Todos los candidatos se mostraron agradecidos por la participación de Kirchner en sus respectivas campañas. Algo que, al parecer, no deberían agradecer.
En tanto, el presidente de la Nación aprovechó la puesta en escena de ayer en Junín para criticar el levantamiento de numerosos ramales ferroviarios durante la década del ’0 y consideró que esa medida constituyó «uno de los genocidios más grandes del país».
«Se desarticularon los ferrocarriles, se desarticularon pueblos, se desarticuló la Argentina y eso es algo que ni nosotros ni la historia pueden justificar», expresó el mandatario en el momento de firmar un convenio para la realización de obras hídricas en el noroeste bonaerense.
Pero las críticas de Kirchner a quienes condujeron el país en el pasado pasaron por alto más de un detalle que delata la laxitud de los principios que dice defender el Presidente.
En su lugar, debió dedicarse a justificar el propio Solá. El gobernador bonaerense -quien mañana inaugurará obras en Lanús con el intendente Manuel Quindimil- admitió que Carlos Ruckauf «aparece como un refugiado» en la lista de candidatos justicialistas a diputados y señaló que esa situación favorecerá las críticas de la oposición.
En tanto, consideró que Kirchner «está encarando bien» las negociaciones para alcanzar un acuerdo a mediano plazo con el Fondo Monetario Internacional y otras medidas de gobierno.

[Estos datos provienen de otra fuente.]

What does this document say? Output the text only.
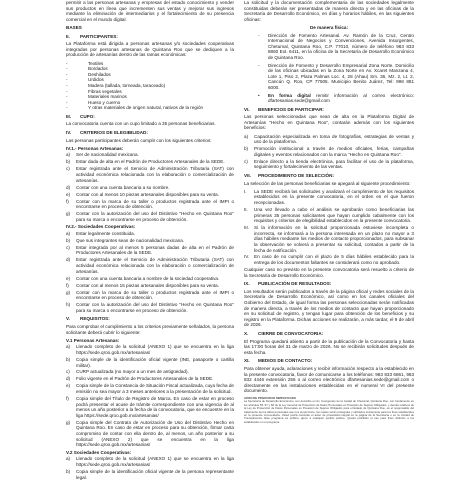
permitir a las personas artesanas y empresas del estado conocimiento y vender sus productos en línea que incrementen sus ventas y mejorar sus ingresos mediante la eliminación de intermediarios y el fortalecimiento de su presencia comercial en el mundo digital.

BASES
II.	PARTICIPANTES:

La Plataforma está dirigida a personas artesanas y/o sociedades cooperativas integradas por personas artesanas de Quintana Roo que se dediquen a la producción de artesanías dentro de las ramas económicas:

-	Textiles
-	Bordados
-	Deshilados
-	Urdidos
-	Madera (tallada, torneada, taraceado)
-	Fibras vegetales
-	Materiales marinos
-	Hueso y cuerno
-	Y otras materiales de origen natural, nativos de la región
III.	CUPO:

La convocatoria cuenta con un cupo limitado a 35 personas beneficiarias.

IV.	CRITERIOS DE ELEGIBILIDAD:

Las personas participantes deberán cumplir con los siguientes criterios:

IV.1.- Personas Artesanas:
a)	Ser de nacionalidad mexicana.
b)	Estar dada de alta en el Padrón de Productores Artesanales de la SEDE.
c)	Estar registrada ante el Servicio de Administración Tributaria (SAT) con actividad económica relacionada con la elaboración o comercialización de artesanías.
d)	Contar con una cuenta bancaria a su nombre.
e)	Contar con al menos 10 piezas artesanales disponibles para su venta.
f)	Contar con la marca de su taller o productos registrada ante el IMPI o encontrarse en proceso de obtención.
g)	Contar con la autorización del uso del Distintivo "Hecho en Quintana Roo" para su marca o encontrarse en proceso de obtención.
IV.2.- Sociedades Cooperativas:
a)	Estar legalmente constituida.
b)	Que sus integrantes sean de nacionalidad mexicana.
c)	Estar integrada por al menos 5 personas dadas de alta en el Padrón de Productores Artesanales de la SEDE.
d)	Estar registrada ante el Servicio de Administración Tributaria (SAT) con actividad económica relacionada con la elaboración o comercialización de artesanías.
e)	Contar con una cuenta bancaria a nombre de la sociedad cooperativa.
f)	Contar con al menos 15 piezas artesanales disponibles para su venta.
g)	Contar con la marca de su taller o productos registrada ante el IMPI o encontrarse en proceso de obtención.
h)	Contar con la autorización del uso del Distintivo "Hecho en Quintana Roo" para su marca o encontrarse en proceso de obtención.
V.	REQUISITOS:

Para comprobar el cumplimiento a los criterios previamente señalados, la persona solicitante deberá cubrir lo siguiente:

V.1 Personas Artesanas:
a)	Llenado completo de la solicitud (ANEXO 1) que se encuentra en la liga https://sede.qroo.gob.mx/artesanias/
b)	Copia simple de la identificación oficial vigente (INE, pasaporte o cartilla militar).
c)	CURP actualizada (no mayor a un mes de antigüedad).
d)	Folio vigente en el Padrón de Productores Artesanales de la SEDE.
e)	Copia simple de la Constancia de Situación Fiscal actualizada, cuya fecha de emisión no sea mayor a 3 meses anteriores a la presentación de la solicitud.
f)	Copia simple del Título de Registro de Marca. En caso de estar en proceso podrá presentar el acuse de trámite correspondiente con una vigencia de al menos un año posterior a la fecha de la convocatoria, que se encuentre en la liga https://sede.qroo.gob.mx/artesanias/
g)	Copia simple del Contrato de Autorización de Uso del Distintivo Hecho en Quintana Roo. En caso de estar en proceso para su obtención, firmar carta compromiso de contar con ella dentro de, al menos, un año posterior a su solicitud (ANEXO 2) que se encuentra en la liga https://sede.qroo.gob.mx/artesanias/
V.2 Sociedades Cooperativas:
a)	Llenado completo de la solicitud (ANEXO 1) que se encuentra en la liga https://sede.qroo.gob.mx/artesanias/
b)	Copia simple de la identificación oficial vigente de la persona representante legal.

La solicitud y la documentación complementaria de las sociedades legalmente constituidas deberán ser presentadas de manera directa y en las oficinas de la Secretaría de Desarrollo Económico, en días y horarios hábiles, en las siguientes oficinas:

De manera física:
-	Dirección de Fomento Artesanal. Av. Ramón de la Cruz, Centro Internacional de Negocios y Convenciones, Avenida Insurgentes, Chetumal, Quintana Roo, C.P. 77010, número de teléfono 983 833 8860 Ext. 6411, en la oficina de la Secretaría de Desarrollo Económico de Quintana Roo.
-	Dirección de Fomento y Desarrollo Empresarial Zona Norte. Domicilio de las oficinas ubicadas en la Zona Norte en Av. Xcaret Manzana 4, Lote 1, Piso 2, Plaza Palmas Loc. 4, 28 (Ahau) Sm. 36, Mz. 2, Lt. 2, Cancún Q. Roo, CP 77505. Municipio Benito Juárez, Tel: 998 881 6000.
•	En forma digital remitir información al correo electrónico: dfartesanias.sede@gmail.com
VI.	BENEFICIOS DE PARTICIPAR:

Las personas seleccionadas que sean de alta en la Plataforma Digital de Artesanías "Hecho en Quintana Roo", contarán además con los siguientes beneficios:

a)	Capacitación especializada en toma de fotografías, estrategias de ventas y uso de la plataforma.
b)	Promoción institucional a través de medios oficiales, ferias, campañas digitales y eventos relacionados con la marca "Hecho en Quintana Roo".
c)	Enlace directo a la tienda electrónica, para facilitar el uso de la plataforma, seguimiento y fortalecimiento de las ventas.
VII.	PROCEDIMIENTO DE SELECCIÓN:

La selección de las personas beneficiarias se apegará al siguiente procedimiento:

I.	La SEDE recibirá las solicitudes y analizará el cumplimiento de los requisitos establecidos en la presente convocatoria, en el orden en el que fueron recepcionadas.
II.	Una vez llevado a cabo el análisis se aprobarán como beneficiarias las primeras 35 personas solicitantes que hayan cumplido cabalmente con los requisitos y criterios de elegibilidad establecidos en la presente convocatoria.
III.	Si la información en la solicitud proporcionada estuviese incompleta o incorrecta, se informará a la persona interesada en un plazo no mayor a 3 días hábiles mediante los medios de contacto proporcionados, para subsanar la observación se volverá a presentar su solicitud, contados a partir de la fecha de notificación.
IV.	En caso de no cumplir con el plazo de 5 días hábiles establecido para la entrega de los documentos faltantes se considerará como no aprobado.

Cualquier caso no previsto en la presente convocatoria será resuelto a criterio de la Secretaría de Desarrollo Económico.

IX.	PUBLICACIÓN DE RESULTADOS:

Los resultados serán publicados a través de la página oficial y redes sociales de la Secretaría de Desarrollo Económico, así como en los canales oficiales del Gobierno del Estado, de igual forma las personas seleccionadas serán notificadas de manera directa, a través de los medios de contacto que hayan proporcionado en su solicitud de registro, y tengan lugar para obtención de los beneficios y su registro en la Plataforma. Dichas acciones se realizarán, a más tardar, el 9 de abril de 2026.

X.	CIERRE DE CONVOCATORIA:

El Programa quedará abierto a partir de la publicación de la Convocatoria y hasta las 17:00 horas del 31 de marzo de 2026. No se recibirán solicitudes después de esta fecha.

XI.	MEDIOS DE CONTACTO:

Para obtener ayuda, aclaraciones y recibir información respecto a la establecido en la presente convocatoria, favor de comunicarse a los teléfonos: 983 833 6861, 983 832 4446 extensión 256 o al correo electrónico dfartesanias.sede@gmail.com o directamente en las instalaciones establecidas en el numeral VI del presente documento.

AVISO DE PRIVACIDAD SIMPLIFICADO
La Secretaría de Desarrollo Económico, con domicilio en Av. Insurgentes de la ciudad de Chetumal, Quintana Roo, con fundamento en los artículos 65, 67 y 68 de la Ley General de Protección de Datos Personales en Posesión de Sujetos Obligados, y demás relativos de la Ley de Protección de Datos Personales en Posesión de Sujetos Obligados para el Estado de Quintana Roo, es el responsable del tratamiento de los datos personales que nos proporcione, los cuales serán protegidos y utilizados únicamente para los fines establecidos en la presente convocatoria. Usted podrá consultar el aviso de privacidad integral en la página de la Secretaría o en la Unidad de Transparencia. Este programa es público, ajeno a cualquier partido político. Queda prohibido el uso para fines distintos a los establecidos en el programa.
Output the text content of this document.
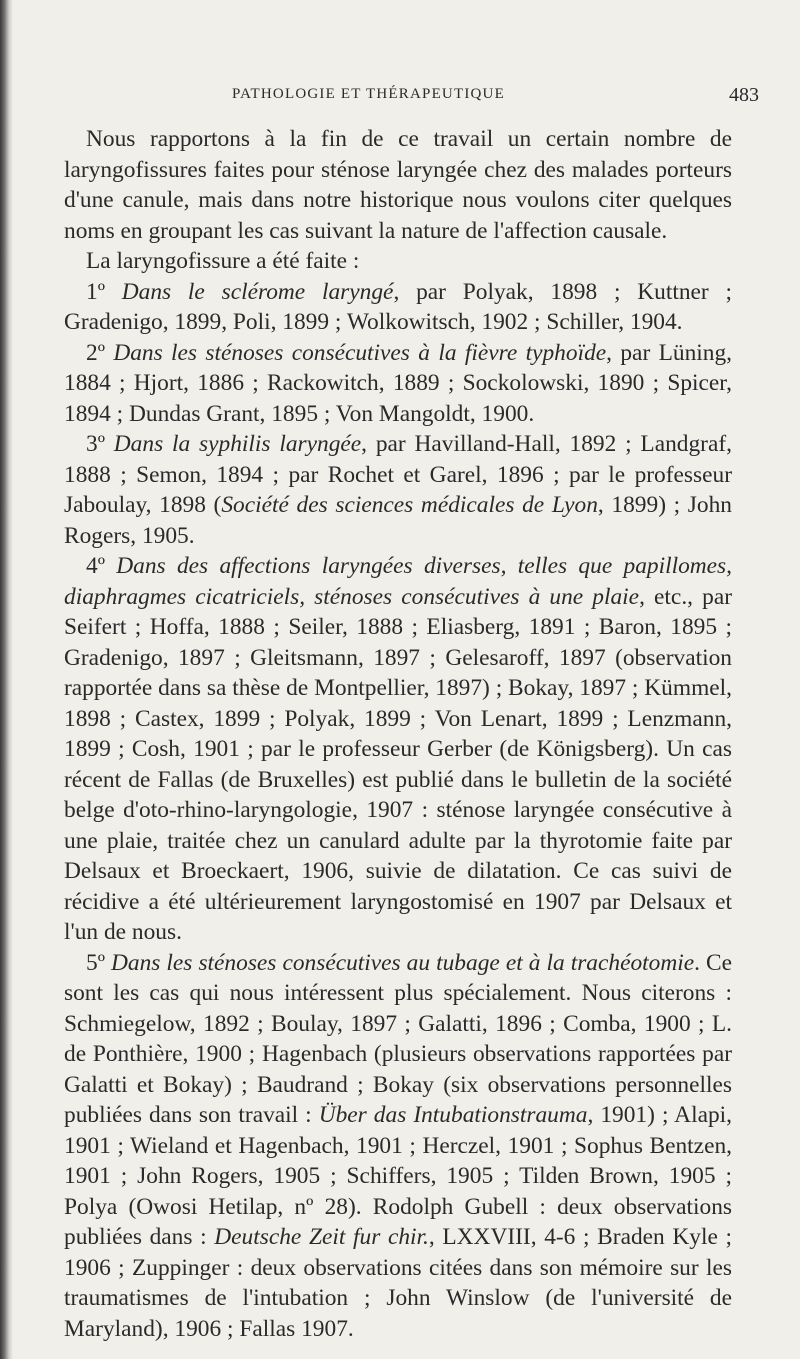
PATHOLOGIE ET THÉRAPEUTIQUE	483

Nous rapportons à la fin de ce travail un certain nombre de laryngofissures faites pour sténose laryngée chez des malades porteurs d'une canule, mais dans notre historique nous voulons citer quelques noms en groupant les cas suivant la nature de l'affection causale.

La laryngofissure a été faite :

1º Dans le sclérome laryngé, par Polyak, 1898 ; Kuttner ; Gradenigo, 1899, Poli, 1899 ; Wolkowitsch, 1902 ; Schiller, 1904.

2º Dans les sténoses consécutives à la fièvre typhoïde, par Lüning, 1884 ; Hjort, 1886 ; Rackowitch, 1889 ; Sockolowski, 1890 ; Spicer, 1894 ; Dundas Grant, 1895 ; Von Mangoldt, 1900.

3º Dans la syphilis laryngée, par Havilland-Hall, 1892 ; Landgraf, 1888 ; Semon, 1894 ; par Rochet et Garel, 1896 ; par le professeur Jaboulay, 1898 (Société des sciences médicales de Lyon, 1899) ; John Rogers, 1905.

4º Dans des affections laryngées diverses, telles que papillomes, diaphragmes cicatriciels, sténoses consécutives à une plaie, etc., par Seifert ; Hoffa, 1888 ; Seiler, 1888 ; Eliasberg, 1891 ; Baron, 1895 ; Gradenigo, 1897 ; Gleitsmann, 1897 ; Gelesaroff, 1897 (observation rapportée dans sa thèse de Montpellier, 1897) ; Bokay, 1897 ; Kümmel, 1898 ; Castex, 1899 ; Polyak, 1899 ; Von Lenart, 1899 ; Lenzmann, 1899 ; Cosh, 1901 ; par le professeur Gerber (de Königsberg). Un cas récent de Fallas (de Bruxelles) est publié dans le bulletin de la société belge d'oto-rhino-laryngologie, 1907 : sténose laryngée consécutive à une plaie, traitée chez un canulard adulte par la thyrotomie faite par Delsaux et Broeckaert, 1906, suivie de dilatation. Ce cas suivi de récidive a été ultérieurement laryngostomisé en 1907 par Delsaux et l'un de nous.

5º Dans les sténoses consécutives au tubage et à la trachéotomie. Ce sont les cas qui nous intéressent plus spécialement. Nous citerons : Schmiegelow, 1892 ; Boulay, 1897 ; Galatti, 1896 ; Comba, 1900 ; L. de Ponthière, 1900 ; Hagenbach (plusieurs observations rapportées par Galatti et Bokay) ; Baudrand ; Bokay (six observations personnelles publiées dans son travail : Über das Intubationstrauma, 1901) ; Alapi, 1901 ; Wieland et Hagenbach, 1901 ; Herczel, 1901 ; Sophus Bentzen, 1901 ; John Rogers, 1905 ; Schiffers, 1905 ; Tilden Brown, 1905 ; Polya (Owosi Hetilap, nº 28). Rodolph Gubell : deux observations publiées dans : Deutsche Zeit fur chir., LXXVIII, 4-6 ; Braden Kyle ; 1906 ; Zuppinger : deux observations citées dans son mémoire sur les traumatismes de l'intubation ; John Winslow (de l'université de Maryland), 1906 ; Fallas 1907.
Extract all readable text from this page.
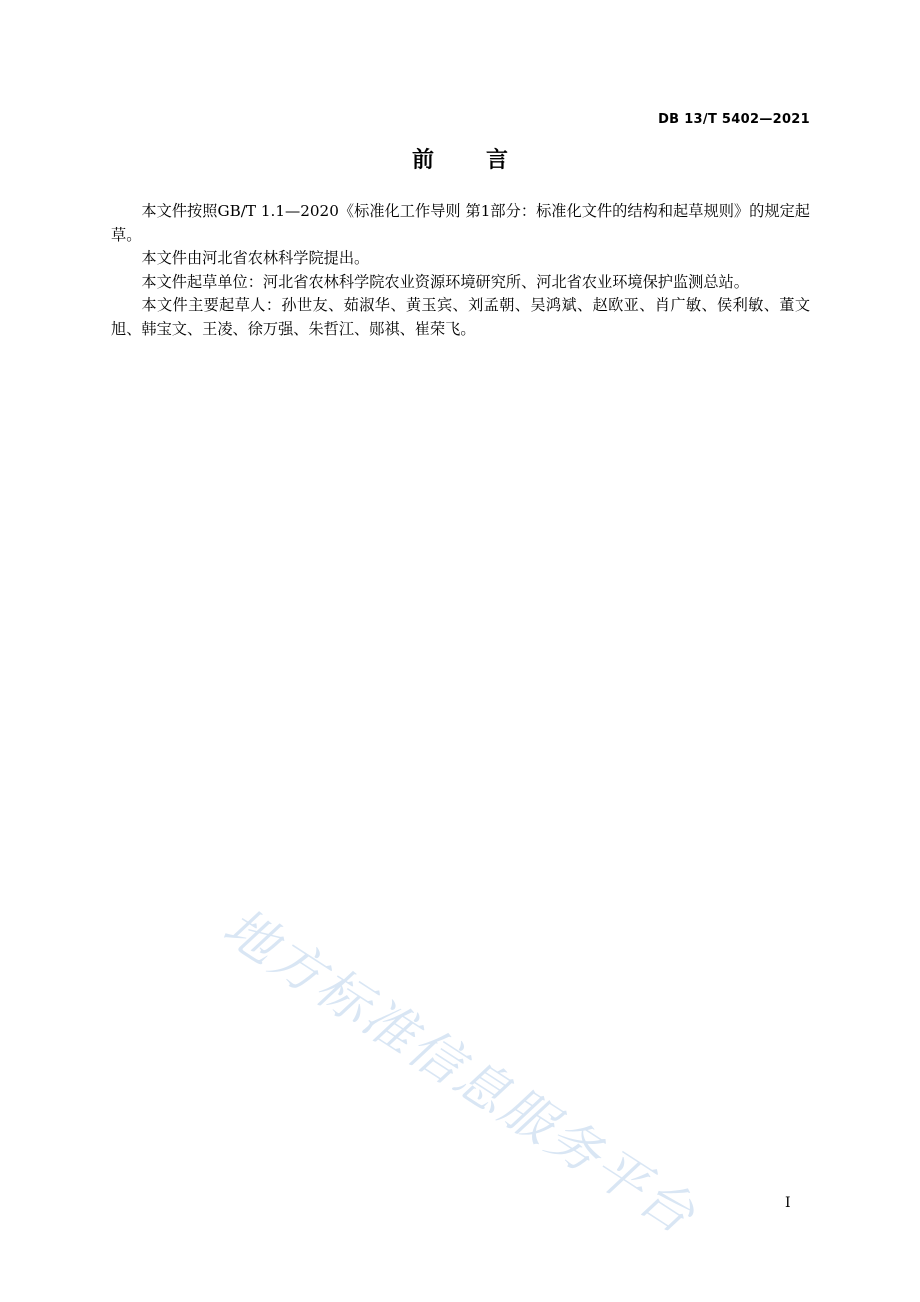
DB 13/T 5402—2021
前 言

本文件按照GB/T 1.1—2020《标准化工作导则 第1部分：标准化文件的结构和起草规则》的规定起草。

本文件由河北省农林科学院提出。

本文件起草单位：河北省农林科学院农业资源环境研究所、河北省农业环境保护监测总站。

本文件主要起草人：孙世友、茹淑华、黄玉宾、刘孟朝、吴鸿斌、赵欧亚、肖广敏、侯利敏、董文旭、韩宝文、王凌、徐万强、朱哲江、郧祺、崔荣飞。

地方标准信息服务平台	I
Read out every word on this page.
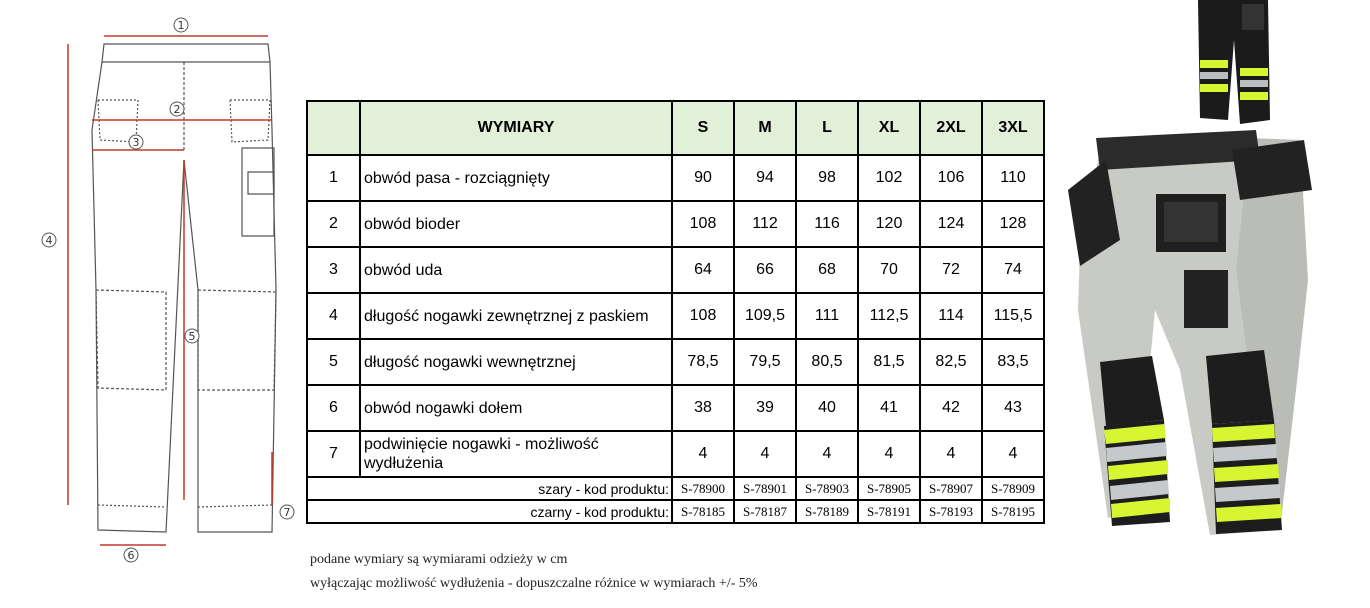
1
2
3
4
5
6
7
	WYMIARY	S	M	L	XL	2XL	3XL
1	obwód pasa - rozciągnięty	90	94	98	102	106	110
2	obwód bioder	108	112	116	120	124	128
3	obwód uda	64	66	68	70	72	74
4	długość nogawki zewnętrznej z paskiem	108	109,5	111	112,5	114	115,5
5	długość nogawki wewnętrznej	78,5	79,5	80,5	81,5	82,5	83,5
6	obwód nogawki dołem	38	39	40	41	42	43
7	podwinięcie nogawki - możliwość wydłużenia	4	4	4	4	4	4
szary - kod produktu:		S-78900	S-78901	S-78903	S-78905	S-78907	S-78909
czarny - kod produktu:		S-78185	S-78187	S-78189	S-78191	S-78193	S-78195
podane wymiary są wymiarami odzieży w cm
wyłączając możliwość wydłużenia - dopuszczalne różnice w wymiarach +/- 5%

El Presidente, por su parte, rechazó las críticas de quienes dicen que está en campaña electoral y aseguró que «esos opinadores» deben irse «acostumbrando» a ese estilo porque él es de «andar» y caminará «todos los pueblos en estos cuatro años de mandato».
Aseguró, además, que «hay sectores que se están poniendo nerviosos porque no tienen de empleado al Presidente».
Advertencia
Kirchner advirtió que no vacilará en «tomar un micrófono» y dar a conocer «los nombres y la verdad al pueblo argentino» si «esos intereses presionan» para torcerle la mano y prometió seguir recorriendo el país pese a las críticas de los «opinadores» que sostienen que hace campaña electoral y «nada decían cuando se entregaba el país». Aseguró que no lo alejarán «de la gente» y dijo que prefiere que le «peguen las cámaras» -aludiendo a los golpes recibidos por fotógrafos en la vía pública- pero mantener «los oídos en el pueblo en lugar de en otro lado».
Solá, a quien Kirchner en su discurso llamó su amigo, afirmó por su parte que ya «hay un plan para extraer el agua» de la llanura pampeana y calificó como «absolutamente acertada» la decisión presidencial de realizar esas obras».
Anoche la esposa de Kirchner, la senadora Cristina Fernández, cerraba un acto en Rosario en favor de la candidatura de Jorge Obeid.